El tiempo
El mundo era un lugar repleto de cosas que anhelaba con ferocidad, y todas estaban demasiado lejos, eran demasiado inalcanzables
Nunca fue peor que entonces. Sabía lo que quería hacer —escribir, escribir—, pero no cómo se hacía para vivir de eso. El tiempo transcurría con una asfixia extraña, a empellones de euforia y desazón. Una mañana toda la oscuridad se había esfumado y a la siguiente estaba, otra vez, en medio de un valle de sombra de muerte.

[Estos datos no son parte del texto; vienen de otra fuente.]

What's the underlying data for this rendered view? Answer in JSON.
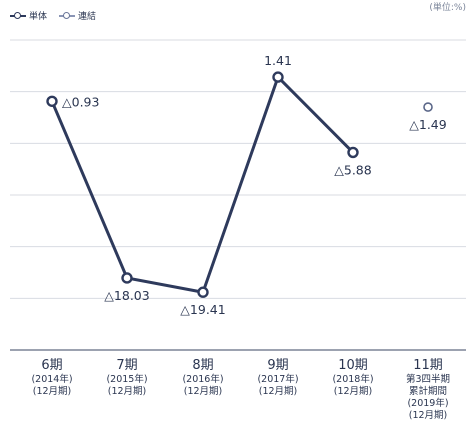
{
  "legend": {
    "tandoku": "単体",
    "renketsu": "連結"
  },
  "unit_label": "(単位:%)",
  "colors": {
    "line": "#2e3a5c",
    "text": "#2a3550",
    "grid": "#d8dbe2",
    "axis": "#7c8496"
  },
  "chart_data": {
    "type": "line",
    "title": "",
    "xlabel": "",
    "ylabel": "",
    "ylim": [
      -25,
      5
    ],
    "grid": true,
    "legend_position": "top-left",
    "categories": [
      [
        "6期",
        "(2014年)",
        "(12月期)"
      ],
      [
        "7期",
        "(2015年)",
        "(12月期)"
      ],
      [
        "8期",
        "(2016年)",
        "(12月期)"
      ],
      [
        "9期",
        "(2017年)",
        "(12月期)"
      ],
      [
        "10期",
        "(2018年)",
        "(12月期)"
      ],
      [
        "11期",
        "第3四半期",
        "累計期間",
        "(2019年)",
        "(12月期)"
      ]
    ],
    "series": [
      {
        "name": "単体",
        "values": [
          -0.93,
          -18.03,
          -19.41,
          1.41,
          -5.88,
          null
        ],
        "labels": [
          "△0.93",
          "△18.03",
          "△19.41",
          "1.41",
          "△5.88",
          null
        ]
      },
      {
        "name": "連結",
        "values": [
          null,
          null,
          null,
          null,
          null,
          -1.49
        ],
        "labels": [
          null,
          null,
          null,
          null,
          null,
          "△1.49"
        ]
      }
    ]
  }
}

No tenía a nadie que me dijera lo único que a veces hace falta escuchar, esa frase mentirosa que reza “Todo va a estar bien”. Vagaba por una ciudad inmensa, ajena, cantando a gritos una canción de Héroes del Silencio —”tanto vagar para no conservar nunca nada”—, frenética y cardinalmente triste. En las noches, en las discos y los bares, mientras anotaba números de teléfono en mi camiseta, sudada de tanto bailar, pensaba, una y otra vez, “¿todo esto para qué?”. Brillaba con fulgor carbónico. Un tren lanzado a toda velocidad hacia el fondo del fin de la noche. Arañando entre cenizas el rescoldo de luz de una brasa que decía: “Hay que seguir. Algo sucederá”. Despertaba, a veces en mi departamento, a veces no, auscultándome con los ojos cerrados, escuchando los angustiosos latidos de mi corazón, un órgano preciso, automático, indiferente. El mundo era un lugar repleto de cosas que anhelaba con ferocidad, y todas estaban demasiado lejos, eran demasiado inalcanzables. Vivía encerrada dentro de mí como un animal, oculta y silente, aunque a los ojos de todos pareciera un demonio remitido desde su origen, un íncubo peligroso. Llenaba hojas y hojas de cuentos, de poemas —de quién sabe qué— en mi Lettera portátil. Escribía de tarde, de noche, de madrugada. Sobre una mesa de pino sin lustrar. Mirando un paisaje de cemento desde un piso alto al que no llegaba nada que no fuera la atronadora indiferencia del mundo. Todo parecía vedado para siempre. Nunca fue peor que entonces. Tenía diecinueve años. El tiempo pasa. Por suerte y menos mal. Feliz año.